WhatsUpNewp is profiling each of the statewide referenda, in what promises to be a spirited election from the presidency to local public offices and local issues. ICYMI, here are two previous stories that we’ve published – The November Ballot: Question 1 – Tiverton Casino & The November Ballot: Question 2 – Ethics.
While it may appear that the ethics referendum on the November ballot has little opposition, a powerful group, the Rhode Island Chapter of the American Civil Liberties Union (ACLU), is claiming that passage of the referendum does little to curb Legislative mischief, and much to impair legislators’ ability to represent their constituents “fully.”
Passage of the referendum, the ACLU says, will eliminate the state Constitution’s Speech and Debate Clause, which the courts have ruled provides legislators with immunity over statements made in support of legislative matters.
The seven-year effort at ethics reform stems from a court decision several years ago that removed the legislature from oversight by the Ethics Commission, based upon the existence of the Speech and Debate Clause. At the core is the potential for conflict of interest.
“The clause is an important protection for elected officials from harassment for their debate and votes on controversial issues,” the ACLU says on its website. “This proposal could significantly impact their ability to properly represent their constituents and, more significantly, the ability of constituents to elect legislators able to represent them to the fullest.”
Proponents of the referendum suggest that the importance of brining the legislature back under the umbrella of the Ethics Commission is a matter of avoiding conflicts of interest.
The legislature, both the Senate and House, unanimously passed the Ethics Legislation, sending the issue (a Constitutional amendment) to voters on Nov. 8. Only the General Assembly has been exempt from Ethics Commission oversight among all elected and appointed government officials.
John Marion, Executive Director of the Common Cause in Rhode Island, a group that has worked for seven years to promote ethics reform, says the ACLU has consistently opposed the very existence of the Ethics Commission.
“The ACLU has always been opposed to the very existence of the Ethics Commission and their opposition is no surprise,” says Marion. “While they believe the Ethics Commission could restrict the behavior of elected officials, there is no evidence they will. The Commission has consistently rejected proposals the ACLU has cited.
“There is no First Amendment protection for those with conflicts of interest,” he says. “The U.S. Supreme Court ruled in 2011 in a 9-0 decision that legislators aren’t exercising their personal speech when they are legislating, but rather they are exercising power granted to them by the people.”
Asked about the impact of the court ruling, brought by former state Senator William Irons, that removed legislators from Ethics Commission oversight, Marion says there was a dramatic increase in conflict of interest situations following the court ruling.

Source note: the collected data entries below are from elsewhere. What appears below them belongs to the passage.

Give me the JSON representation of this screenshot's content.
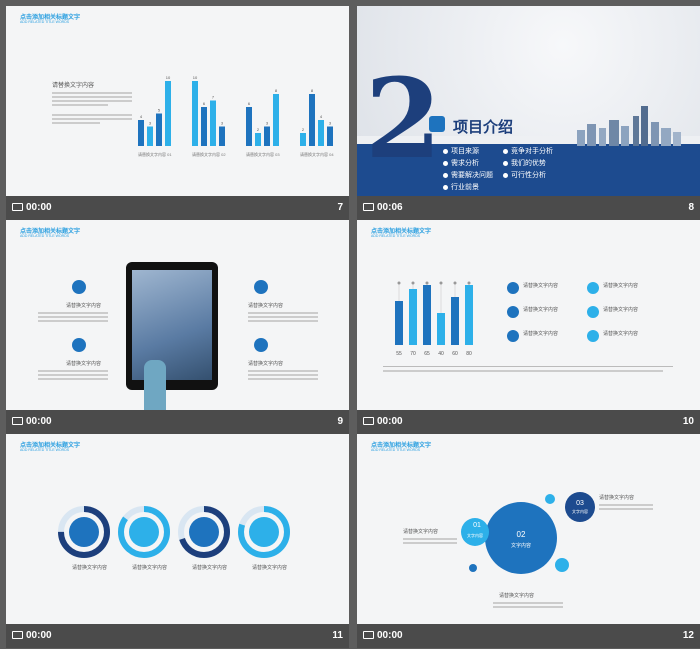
{
  "colors": {
    "blue": "#1e73be",
    "light": "#2db0e9",
    "dark": "#1d3f7c",
    "bg": "#5d5d5d"
  },
  "header": {
    "title": "点击添加相关标题文字",
    "sub": "ADD RELATED TITLE WORDS"
  },
  "slides": [
    {
      "num": "7",
      "time": "00:00",
      "body_title": "请替换文字内容",
      "group_labels": [
        "请替换文字内容 01",
        "请替换文字内容 02",
        "请替换文字内容 03",
        "请替换文字内容 04"
      ],
      "groups": [
        {
          "values": [
            4,
            3,
            5,
            10
          ]
        },
        {
          "values": [
            10,
            6,
            7,
            3
          ]
        },
        {
          "values": [
            6,
            2,
            3,
            8
          ]
        },
        {
          "values": [
            2,
            8,
            4,
            3
          ]
        }
      ]
    },
    {
      "num": "8",
      "time": "00:06",
      "big_number": "2",
      "title": "项目介绍",
      "items": [
        "项目来源",
        "需求分析",
        "需要解决问题",
        "行业前景",
        "竞争对手分析",
        "我们的优势",
        "可行性分析"
      ]
    },
    {
      "num": "9",
      "time": "00:00",
      "labels": [
        "请替换文字内容",
        "请替换文字内容",
        "请替换文字内容",
        "请替换文字内容"
      ]
    },
    {
      "num": "10",
      "time": "00:00",
      "chart_data": {
        "type": "bar",
        "categories": [
          "55",
          "70",
          "65",
          "40",
          "60",
          "80"
        ],
        "series": [
          {
            "values": [
              55,
              70,
              75,
              40,
              60,
              75
            ]
          }
        ]
      },
      "labels": [
        "请替换文字内容",
        "请替换文字内容",
        "请替换文字内容",
        "请替换文字内容",
        "请替换文字内容",
        "请替换文字内容"
      ]
    },
    {
      "num": "11",
      "time": "00:00",
      "labels": [
        "请替换文字内容",
        "请替换文字内容",
        "请替换文字内容",
        "请替换文字内容"
      ],
      "progress": [
        0.75,
        0.85,
        0.7,
        0.8
      ]
    },
    {
      "num": "12",
      "time": "00:00",
      "circles": [
        {
          "num": "01",
          "label": "文字内容"
        },
        {
          "num": "02",
          "label": "文字内容"
        },
        {
          "num": "03",
          "label": "文字内容"
        }
      ],
      "labels": [
        "请替换文字内容",
        "请替换文字内容",
        "请替换文字内容"
      ]
    }
  ]
}
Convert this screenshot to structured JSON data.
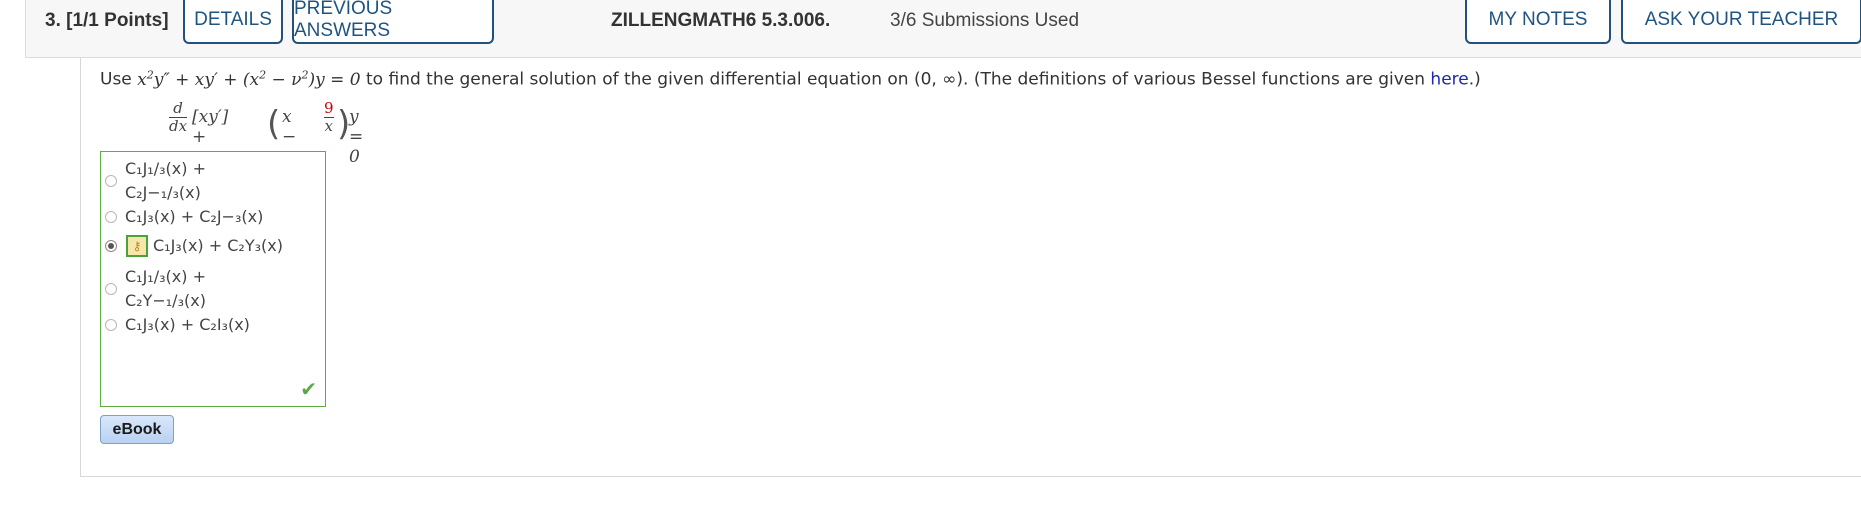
{
  "header": {
    "question_label": "3.  [1/1 Points]",
    "details_label": "DETAILS",
    "previous_answers_label": "PREVIOUS ANSWERS",
    "problem_code": "ZILLENGMATH6 5.3.006.",
    "submissions": "3/6 Submissions Used",
    "my_notes_label": "MY NOTES",
    "ask_teacher_label": "ASK YOUR TEACHER"
  },
  "question": {
    "prefix": "Use",
    "suffix": "to find the general solution of the given differential equation on (0, ∞). (The definitions of various Bessel functions are given",
    "link_text": "here",
    "end": ".)",
    "equation_d": "d",
    "equation_dx": "dx",
    "equation_bracket": "[xy′] +",
    "equation_x": "x −",
    "equation_num": "9",
    "equation_den": "x",
    "equation_tail": "y = 0"
  },
  "answers": [
    {
      "lines": [
        "C₁J₁/₃(x) +",
        "C₂J−₁/₃(x)"
      ],
      "selected": false
    },
    {
      "lines": [
        "C₁J₃(x) + C₂J−₃(x)"
      ],
      "selected": false
    },
    {
      "lines": [
        "C₁J₃(x) + C₂Y₃(x)"
      ],
      "selected": true
    },
    {
      "lines": [
        "C₁J₁/₃(x) +",
        "C₂Y−₁/₃(x)"
      ],
      "selected": false
    },
    {
      "lines": [
        "C₁J₃(x) + C₂I₃(x)"
      ],
      "selected": false
    }
  ],
  "ebook_label": "eBook",
  "colors": {
    "accent": "#1f5482",
    "correct": "#5dae3f",
    "link": "#1a2aa8"
  }
}
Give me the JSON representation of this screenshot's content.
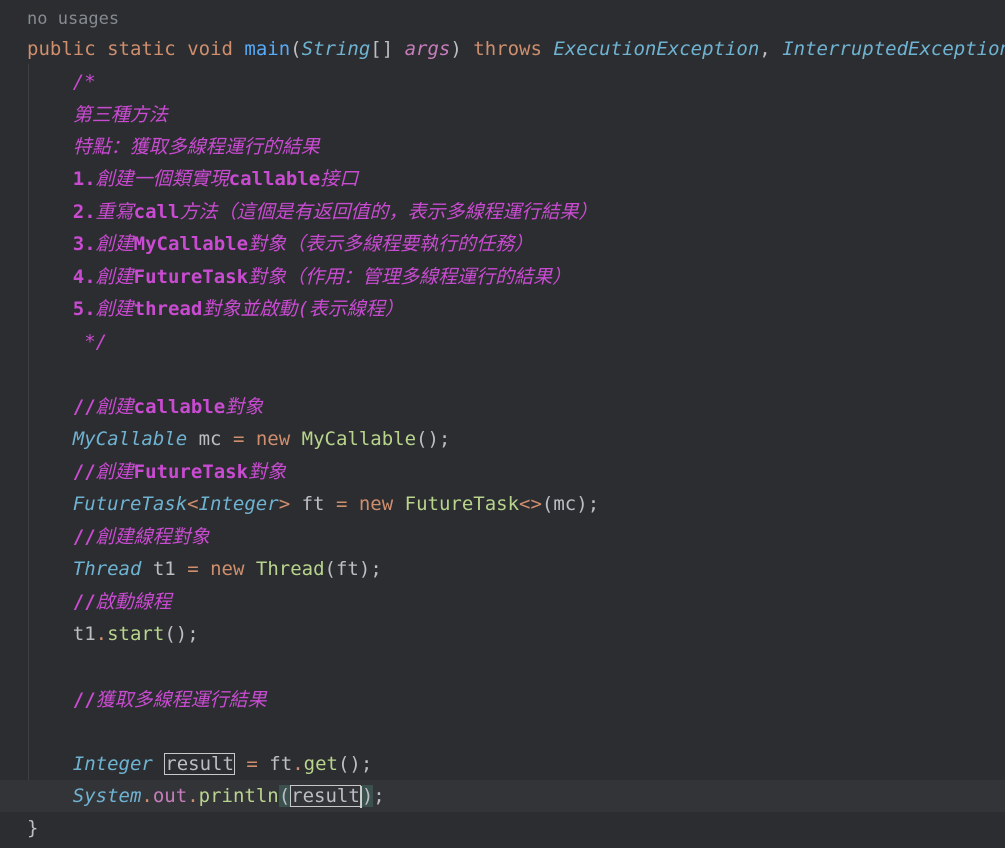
{
  "usage_hint": "no usages",
  "signature": {
    "kw_public": "public",
    "kw_static": "static",
    "kw_void": "void",
    "method": "main",
    "paren_open": "(",
    "param_type": "String",
    "brackets": "[]",
    "param_name": "args",
    "paren_close": ")",
    "kw_throws": "throws",
    "exception1": "ExecutionException",
    "comma": ",",
    "exception2": "InterruptedException",
    "brace_open": "{"
  },
  "doc_comment": {
    "open": "/*",
    "line1": "第三種方法",
    "line2": "特點：獲取多線程運行的結果",
    "step1": {
      "num": "1.",
      "pre": "創建一個類實現",
      "code": "callable",
      "post": "接口"
    },
    "step2": {
      "num": "2.",
      "pre": "重寫",
      "code": "call",
      "post": "方法（這個是有返回值的，表示多線程運行結果）"
    },
    "step3": {
      "num": "3.",
      "pre": "創建",
      "code": "MyCallable",
      "post": "對象（表示多線程要執行的任務）"
    },
    "step4": {
      "num": "4.",
      "pre": "創建",
      "code": "FutureTask",
      "post": "對象（作用：管理多線程運行的結果）"
    },
    "step5": {
      "num": "5.",
      "pre": "創建",
      "code": "thread",
      "post": "對象並啟動(表示線程）"
    },
    "close": " */"
  },
  "comments": {
    "c1": {
      "slash": "//",
      "pre": "創建",
      "code": "callable",
      "post": "對象"
    },
    "c2": {
      "slash": "//",
      "pre": "創建",
      "code": "FutureTask",
      "post": "對象"
    },
    "c3": {
      "slash": "//",
      "text": "創建線程對象"
    },
    "c4": {
      "slash": "//",
      "text": "啟動線程"
    },
    "c5": {
      "slash": "//",
      "text": "獲取多線程運行結果"
    }
  },
  "statements": {
    "s1": {
      "type": "MyCallable",
      "var": "mc",
      "eq": "=",
      "kw_new": "new",
      "ctor": "MyCallable",
      "tail": "();"
    },
    "s2": {
      "type": "FutureTask",
      "lt": "<",
      "generic": "Integer",
      "gt": ">",
      "var": "ft",
      "eq": "=",
      "kw_new": "new",
      "ctor": "FutureTask",
      "diamond": "<>",
      "open": "(",
      "arg": "mc",
      "tail": ");"
    },
    "s3": {
      "type": "Thread",
      "var": "t1",
      "eq": "=",
      "kw_new": "new",
      "ctor": "Thread",
      "open": "(",
      "arg": "ft",
      "tail": ");"
    },
    "s4": {
      "var": "t1",
      "dot": ".",
      "call": "start",
      "tail": "();"
    },
    "s5": {
      "type": "Integer",
      "var": "result",
      "eq": "=",
      "obj": "ft",
      "dot": ".",
      "call": "get",
      "tail": "();"
    },
    "s6": {
      "cls": "System",
      "dot1": ".",
      "field": "out",
      "dot2": ".",
      "call": "println",
      "open": "(",
      "arg": "result",
      "close": ")",
      "semi": ";"
    }
  },
  "closing_brace": "}",
  "colors": {
    "background": "#2b2d30",
    "keyword": "#cf8e6d",
    "comment": "#c94bd1",
    "type": "#6fb3d2",
    "class_ref": "#b9d48c",
    "method": "#56a8f5",
    "current_line": "#323438"
  }
}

“What we know is that when you compare the four years prior to the Irons decision to the four years after, there is a 40 percent decline in the number of times legislators recuse from voting in the state Senate, and a 60 percent decline in the state House,” he says.
The ACLU also contends that to get General Assembly approval, the proponents of ethics reform made a significant compromise by agreeing to a moratorium for filing ethics charges against candidates in the run-up to elections.
Marion and Phil West, the former Common Cause executive director, resisted the General Assembly’s efforts to include the moratorium in the legislation and referendum, maintaining that was not a matter for Constitutional change.
But they also agreed with legislators of the dangers of frivolous charges being made in the run-up to an election. The Ethics Commission then adopted rules that would prohibit the filing of charges of ethics violations against a candidate for office 90 days before an election.
Neither Marion nor West have suggested that the Ethics Commission’s 90-day prohibition was a compromise to convince legislators to approve the legislation, but instead agreed with Assembly leaders that there is a greater likelihood for frivolous charges being filed in the run-up to an election.
Such bans are not unique, according to the National Conference of State Legislators.
At least 11 other states impose blackout periods for filing ethics complaints, including Alaska, Florida, Georgia, Missouri, Oklahoma, South Carolina, Tennessee, Texas, Utah, West Virginia and Wisconsin.
An article on the NCSL web site says that “because a filed complaint entails at least a preliminary investigation, proponents of such laws say accusations of an ethical violation, if unfounded and frivolous, can destroy a campaign, especially when it comes too late to defend against it.